Although the UNM EMS Consortium physicians are experienced, they typically work with complex 9-1-1 medical direction issues, such as termination of resuscitation, forced transports and complicated refusals. Providing medical direction for urgent care is a different type of medical direction, which has required additional training and discussions with EMS physicians.

To implement the Pine Hill urgent care program, providers received approximately eight hours of training per month over a period of six months.

Conclusion

The Ramah Navajo community has benefited from the creative, collaborative approach between Pine Hill EMS, the Pine Hill Health Center, the Ramah Navajo School Board and the UNM EMS Consortium. Other remote and rural EMS programs with lengthy transports and limited resources may benefit from a similar expanded scope of practice.

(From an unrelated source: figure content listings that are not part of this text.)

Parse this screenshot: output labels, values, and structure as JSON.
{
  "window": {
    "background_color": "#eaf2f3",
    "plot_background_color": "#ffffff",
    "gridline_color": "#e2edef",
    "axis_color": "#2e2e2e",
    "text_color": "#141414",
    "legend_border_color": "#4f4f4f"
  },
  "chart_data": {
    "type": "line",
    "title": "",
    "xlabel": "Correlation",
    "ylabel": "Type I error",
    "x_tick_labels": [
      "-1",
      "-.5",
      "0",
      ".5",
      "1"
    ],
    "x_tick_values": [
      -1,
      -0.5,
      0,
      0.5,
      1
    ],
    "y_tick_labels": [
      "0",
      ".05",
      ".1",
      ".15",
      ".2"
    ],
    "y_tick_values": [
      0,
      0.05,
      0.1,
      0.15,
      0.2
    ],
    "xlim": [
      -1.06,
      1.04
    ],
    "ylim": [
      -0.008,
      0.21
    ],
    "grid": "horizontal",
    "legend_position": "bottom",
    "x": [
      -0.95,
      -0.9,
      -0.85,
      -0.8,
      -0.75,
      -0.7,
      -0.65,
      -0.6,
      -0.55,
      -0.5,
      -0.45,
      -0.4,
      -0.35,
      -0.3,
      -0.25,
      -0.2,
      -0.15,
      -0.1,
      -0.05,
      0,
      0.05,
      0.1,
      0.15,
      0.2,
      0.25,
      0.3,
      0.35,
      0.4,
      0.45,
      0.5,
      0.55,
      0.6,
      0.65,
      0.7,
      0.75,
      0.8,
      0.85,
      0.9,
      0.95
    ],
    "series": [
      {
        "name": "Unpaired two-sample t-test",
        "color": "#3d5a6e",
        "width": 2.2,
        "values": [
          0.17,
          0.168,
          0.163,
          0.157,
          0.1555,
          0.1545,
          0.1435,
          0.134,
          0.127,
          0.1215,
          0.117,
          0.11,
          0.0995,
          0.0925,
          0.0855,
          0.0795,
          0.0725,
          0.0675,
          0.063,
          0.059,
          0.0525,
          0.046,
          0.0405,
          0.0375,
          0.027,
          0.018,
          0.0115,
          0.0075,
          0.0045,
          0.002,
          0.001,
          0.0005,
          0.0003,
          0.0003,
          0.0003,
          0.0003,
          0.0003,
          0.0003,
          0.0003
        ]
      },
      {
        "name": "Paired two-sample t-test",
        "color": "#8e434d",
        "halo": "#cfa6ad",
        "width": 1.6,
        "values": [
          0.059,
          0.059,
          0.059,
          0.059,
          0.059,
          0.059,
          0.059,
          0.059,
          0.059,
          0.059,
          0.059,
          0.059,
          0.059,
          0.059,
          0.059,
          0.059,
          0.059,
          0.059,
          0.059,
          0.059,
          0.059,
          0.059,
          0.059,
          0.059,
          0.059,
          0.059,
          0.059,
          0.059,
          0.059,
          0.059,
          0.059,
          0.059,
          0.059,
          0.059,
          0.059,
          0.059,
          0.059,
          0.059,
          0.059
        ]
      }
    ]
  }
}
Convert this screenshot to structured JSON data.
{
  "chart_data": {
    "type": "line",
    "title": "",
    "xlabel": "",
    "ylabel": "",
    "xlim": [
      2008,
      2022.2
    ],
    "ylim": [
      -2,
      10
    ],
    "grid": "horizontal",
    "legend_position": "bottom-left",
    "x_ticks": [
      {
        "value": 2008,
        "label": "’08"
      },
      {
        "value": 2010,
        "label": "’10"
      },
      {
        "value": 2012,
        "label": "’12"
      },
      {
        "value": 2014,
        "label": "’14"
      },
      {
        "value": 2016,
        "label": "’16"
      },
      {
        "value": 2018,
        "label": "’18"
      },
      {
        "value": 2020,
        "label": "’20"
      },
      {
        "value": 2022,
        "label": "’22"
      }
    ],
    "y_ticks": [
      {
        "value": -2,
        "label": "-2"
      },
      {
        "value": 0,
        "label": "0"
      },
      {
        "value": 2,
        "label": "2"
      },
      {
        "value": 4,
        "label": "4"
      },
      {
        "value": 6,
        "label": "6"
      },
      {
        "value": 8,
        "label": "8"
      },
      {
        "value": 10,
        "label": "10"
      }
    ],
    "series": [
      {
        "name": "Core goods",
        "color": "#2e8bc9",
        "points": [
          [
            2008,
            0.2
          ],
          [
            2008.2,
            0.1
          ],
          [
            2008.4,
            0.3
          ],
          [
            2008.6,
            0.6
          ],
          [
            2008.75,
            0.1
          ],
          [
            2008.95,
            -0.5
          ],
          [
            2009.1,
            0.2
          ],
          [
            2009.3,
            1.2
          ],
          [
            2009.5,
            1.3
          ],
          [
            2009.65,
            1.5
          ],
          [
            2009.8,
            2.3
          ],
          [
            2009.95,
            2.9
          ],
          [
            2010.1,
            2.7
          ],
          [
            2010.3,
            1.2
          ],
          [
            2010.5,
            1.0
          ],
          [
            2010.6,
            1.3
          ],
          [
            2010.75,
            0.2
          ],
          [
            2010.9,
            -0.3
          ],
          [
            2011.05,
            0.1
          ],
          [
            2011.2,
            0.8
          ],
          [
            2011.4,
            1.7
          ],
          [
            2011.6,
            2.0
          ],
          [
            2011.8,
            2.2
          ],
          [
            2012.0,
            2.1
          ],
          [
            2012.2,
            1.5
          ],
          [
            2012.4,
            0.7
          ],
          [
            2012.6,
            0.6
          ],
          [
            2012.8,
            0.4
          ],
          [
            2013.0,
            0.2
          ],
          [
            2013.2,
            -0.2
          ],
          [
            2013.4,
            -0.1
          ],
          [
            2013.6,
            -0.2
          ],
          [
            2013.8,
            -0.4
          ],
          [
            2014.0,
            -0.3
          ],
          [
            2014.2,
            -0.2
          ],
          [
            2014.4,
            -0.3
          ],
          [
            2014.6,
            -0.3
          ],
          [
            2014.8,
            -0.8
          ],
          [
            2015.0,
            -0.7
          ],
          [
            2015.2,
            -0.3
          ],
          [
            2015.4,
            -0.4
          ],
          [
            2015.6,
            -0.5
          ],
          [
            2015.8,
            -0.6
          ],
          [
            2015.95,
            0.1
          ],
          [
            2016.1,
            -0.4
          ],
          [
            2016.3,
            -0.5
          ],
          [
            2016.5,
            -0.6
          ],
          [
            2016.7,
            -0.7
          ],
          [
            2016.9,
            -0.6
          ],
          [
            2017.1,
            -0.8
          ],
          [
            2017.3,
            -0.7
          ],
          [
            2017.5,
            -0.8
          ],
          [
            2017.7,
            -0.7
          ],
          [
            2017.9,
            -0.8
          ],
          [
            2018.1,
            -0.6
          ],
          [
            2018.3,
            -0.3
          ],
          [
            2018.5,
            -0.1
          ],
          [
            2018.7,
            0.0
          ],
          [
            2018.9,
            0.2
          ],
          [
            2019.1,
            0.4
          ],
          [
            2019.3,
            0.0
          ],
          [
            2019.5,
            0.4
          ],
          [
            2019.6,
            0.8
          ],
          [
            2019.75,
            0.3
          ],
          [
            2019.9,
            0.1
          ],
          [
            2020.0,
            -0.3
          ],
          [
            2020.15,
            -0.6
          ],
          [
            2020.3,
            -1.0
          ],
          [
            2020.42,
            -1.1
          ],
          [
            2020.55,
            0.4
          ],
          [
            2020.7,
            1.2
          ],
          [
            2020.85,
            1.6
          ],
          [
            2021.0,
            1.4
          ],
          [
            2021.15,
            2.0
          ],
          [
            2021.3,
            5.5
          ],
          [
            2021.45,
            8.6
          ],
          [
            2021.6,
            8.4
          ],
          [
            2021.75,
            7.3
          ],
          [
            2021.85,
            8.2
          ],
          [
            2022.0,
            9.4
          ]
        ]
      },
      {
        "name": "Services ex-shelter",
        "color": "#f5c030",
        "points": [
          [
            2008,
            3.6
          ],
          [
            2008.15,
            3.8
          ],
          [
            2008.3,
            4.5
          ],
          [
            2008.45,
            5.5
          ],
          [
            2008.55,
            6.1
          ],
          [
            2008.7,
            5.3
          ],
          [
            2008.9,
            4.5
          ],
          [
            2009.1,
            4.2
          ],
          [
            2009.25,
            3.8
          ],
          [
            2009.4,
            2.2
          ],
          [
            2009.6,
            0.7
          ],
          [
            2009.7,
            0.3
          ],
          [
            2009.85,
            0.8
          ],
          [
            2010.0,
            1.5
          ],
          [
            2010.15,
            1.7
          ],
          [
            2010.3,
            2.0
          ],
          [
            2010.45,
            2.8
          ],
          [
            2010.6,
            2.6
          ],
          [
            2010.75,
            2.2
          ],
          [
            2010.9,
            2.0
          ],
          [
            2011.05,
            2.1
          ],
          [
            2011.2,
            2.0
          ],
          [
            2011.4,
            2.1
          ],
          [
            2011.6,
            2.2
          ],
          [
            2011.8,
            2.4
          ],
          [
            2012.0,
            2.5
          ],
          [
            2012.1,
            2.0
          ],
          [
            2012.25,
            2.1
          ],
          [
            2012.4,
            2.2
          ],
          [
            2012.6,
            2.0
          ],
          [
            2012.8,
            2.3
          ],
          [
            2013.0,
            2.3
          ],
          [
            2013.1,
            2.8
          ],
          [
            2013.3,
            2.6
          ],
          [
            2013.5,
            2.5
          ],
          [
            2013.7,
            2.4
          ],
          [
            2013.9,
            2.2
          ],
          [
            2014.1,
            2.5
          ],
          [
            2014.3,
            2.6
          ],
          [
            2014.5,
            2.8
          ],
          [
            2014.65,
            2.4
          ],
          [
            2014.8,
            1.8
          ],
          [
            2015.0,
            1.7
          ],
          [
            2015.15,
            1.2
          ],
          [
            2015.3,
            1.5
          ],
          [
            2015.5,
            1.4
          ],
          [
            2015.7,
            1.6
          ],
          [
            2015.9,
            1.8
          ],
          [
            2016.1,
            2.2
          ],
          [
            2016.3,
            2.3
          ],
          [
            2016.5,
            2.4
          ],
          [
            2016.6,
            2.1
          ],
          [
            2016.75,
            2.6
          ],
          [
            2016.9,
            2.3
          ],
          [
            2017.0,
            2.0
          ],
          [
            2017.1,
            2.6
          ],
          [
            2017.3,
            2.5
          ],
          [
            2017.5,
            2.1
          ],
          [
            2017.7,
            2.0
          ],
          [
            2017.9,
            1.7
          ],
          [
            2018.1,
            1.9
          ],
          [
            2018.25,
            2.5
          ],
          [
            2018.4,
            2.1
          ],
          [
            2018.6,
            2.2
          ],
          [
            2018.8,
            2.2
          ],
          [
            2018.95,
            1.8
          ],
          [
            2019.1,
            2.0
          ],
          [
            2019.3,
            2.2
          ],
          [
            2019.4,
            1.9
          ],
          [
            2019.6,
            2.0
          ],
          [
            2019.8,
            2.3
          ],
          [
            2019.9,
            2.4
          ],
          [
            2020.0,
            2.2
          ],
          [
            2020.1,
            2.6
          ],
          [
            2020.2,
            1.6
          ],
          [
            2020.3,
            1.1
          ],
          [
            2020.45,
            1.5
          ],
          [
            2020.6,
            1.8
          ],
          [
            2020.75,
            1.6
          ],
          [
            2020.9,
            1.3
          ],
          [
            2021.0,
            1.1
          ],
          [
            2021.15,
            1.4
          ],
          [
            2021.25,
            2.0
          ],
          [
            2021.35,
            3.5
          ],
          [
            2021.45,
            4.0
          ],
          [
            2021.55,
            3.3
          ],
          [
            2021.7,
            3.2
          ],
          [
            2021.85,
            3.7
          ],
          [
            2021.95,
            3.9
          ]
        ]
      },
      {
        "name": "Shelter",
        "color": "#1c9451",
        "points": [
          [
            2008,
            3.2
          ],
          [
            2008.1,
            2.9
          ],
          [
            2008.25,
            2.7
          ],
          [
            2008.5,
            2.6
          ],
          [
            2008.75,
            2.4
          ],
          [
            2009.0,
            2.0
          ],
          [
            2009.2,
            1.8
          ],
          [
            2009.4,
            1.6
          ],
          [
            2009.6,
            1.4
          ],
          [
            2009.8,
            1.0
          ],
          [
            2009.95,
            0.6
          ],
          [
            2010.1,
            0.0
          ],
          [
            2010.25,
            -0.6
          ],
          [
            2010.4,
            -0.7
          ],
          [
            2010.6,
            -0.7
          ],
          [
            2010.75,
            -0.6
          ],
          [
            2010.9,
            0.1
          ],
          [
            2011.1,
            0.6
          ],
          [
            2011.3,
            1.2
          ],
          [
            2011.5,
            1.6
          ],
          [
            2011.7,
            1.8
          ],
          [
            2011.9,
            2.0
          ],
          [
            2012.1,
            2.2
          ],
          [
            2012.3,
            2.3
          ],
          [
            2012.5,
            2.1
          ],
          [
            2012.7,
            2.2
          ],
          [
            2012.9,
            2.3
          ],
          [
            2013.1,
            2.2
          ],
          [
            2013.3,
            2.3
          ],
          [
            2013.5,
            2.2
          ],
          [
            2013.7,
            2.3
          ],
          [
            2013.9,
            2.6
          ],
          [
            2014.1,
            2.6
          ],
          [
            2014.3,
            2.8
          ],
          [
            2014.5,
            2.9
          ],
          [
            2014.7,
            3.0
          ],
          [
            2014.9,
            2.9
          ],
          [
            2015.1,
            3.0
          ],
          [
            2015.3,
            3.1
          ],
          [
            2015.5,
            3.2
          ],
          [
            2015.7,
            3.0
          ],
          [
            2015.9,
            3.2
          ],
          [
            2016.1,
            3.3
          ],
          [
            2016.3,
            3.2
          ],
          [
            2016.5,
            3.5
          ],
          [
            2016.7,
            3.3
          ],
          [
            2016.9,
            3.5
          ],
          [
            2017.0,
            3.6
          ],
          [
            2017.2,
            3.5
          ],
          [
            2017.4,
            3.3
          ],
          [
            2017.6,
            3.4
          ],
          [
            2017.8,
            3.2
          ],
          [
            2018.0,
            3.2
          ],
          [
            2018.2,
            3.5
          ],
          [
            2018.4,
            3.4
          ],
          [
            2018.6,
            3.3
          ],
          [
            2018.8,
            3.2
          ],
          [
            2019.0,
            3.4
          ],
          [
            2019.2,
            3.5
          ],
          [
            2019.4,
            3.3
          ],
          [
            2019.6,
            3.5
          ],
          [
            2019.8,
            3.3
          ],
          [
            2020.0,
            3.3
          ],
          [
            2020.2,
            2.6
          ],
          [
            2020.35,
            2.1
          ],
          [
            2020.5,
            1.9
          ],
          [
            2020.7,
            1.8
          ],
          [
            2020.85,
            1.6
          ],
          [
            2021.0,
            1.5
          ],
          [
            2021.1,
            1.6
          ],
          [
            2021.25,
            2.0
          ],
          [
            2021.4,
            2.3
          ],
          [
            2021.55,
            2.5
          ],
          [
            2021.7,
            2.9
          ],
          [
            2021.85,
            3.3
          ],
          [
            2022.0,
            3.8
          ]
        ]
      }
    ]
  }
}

For many agencies, this may involve treating patients with simple illnesses or injuries in their homes, rather than subjecting them to lengthy transports and significant financial burdens. Other agencies may wish to establish a treatment area in their station, or in a nearby clinic.

 

References

1. The Indian health service gold book: The first 50 years of the Indian health service. U.S. Department of Health and Human Services, Indian Health Service: Rockville, Md., 2007.

2. New Mexico’s twenty-three tribes and the Indian affairs department. (n.d.) New Mexico Indian Affairs Department. Retrieved March 26, 2018, from www.iad.state.nm.us/history.html.

3. Quick facts: New Mexico. (2017.) U.S. Census Bureau. Retrieved March 26, 2018, from www.census.gov/ quickfacts/NM.

4. History. (n.d.) Navajo Nation. Retrieved March 26, 2018, from www.navajo-nsn.gov/ history.htm.

5. Ramah Navajo agency. (n.d.) U.S. Department of the Interior, Indian Affairs. Retrieved March 26, 2018, from www.bia.gov/regional-offices/southwest/ramah-navajo-agency.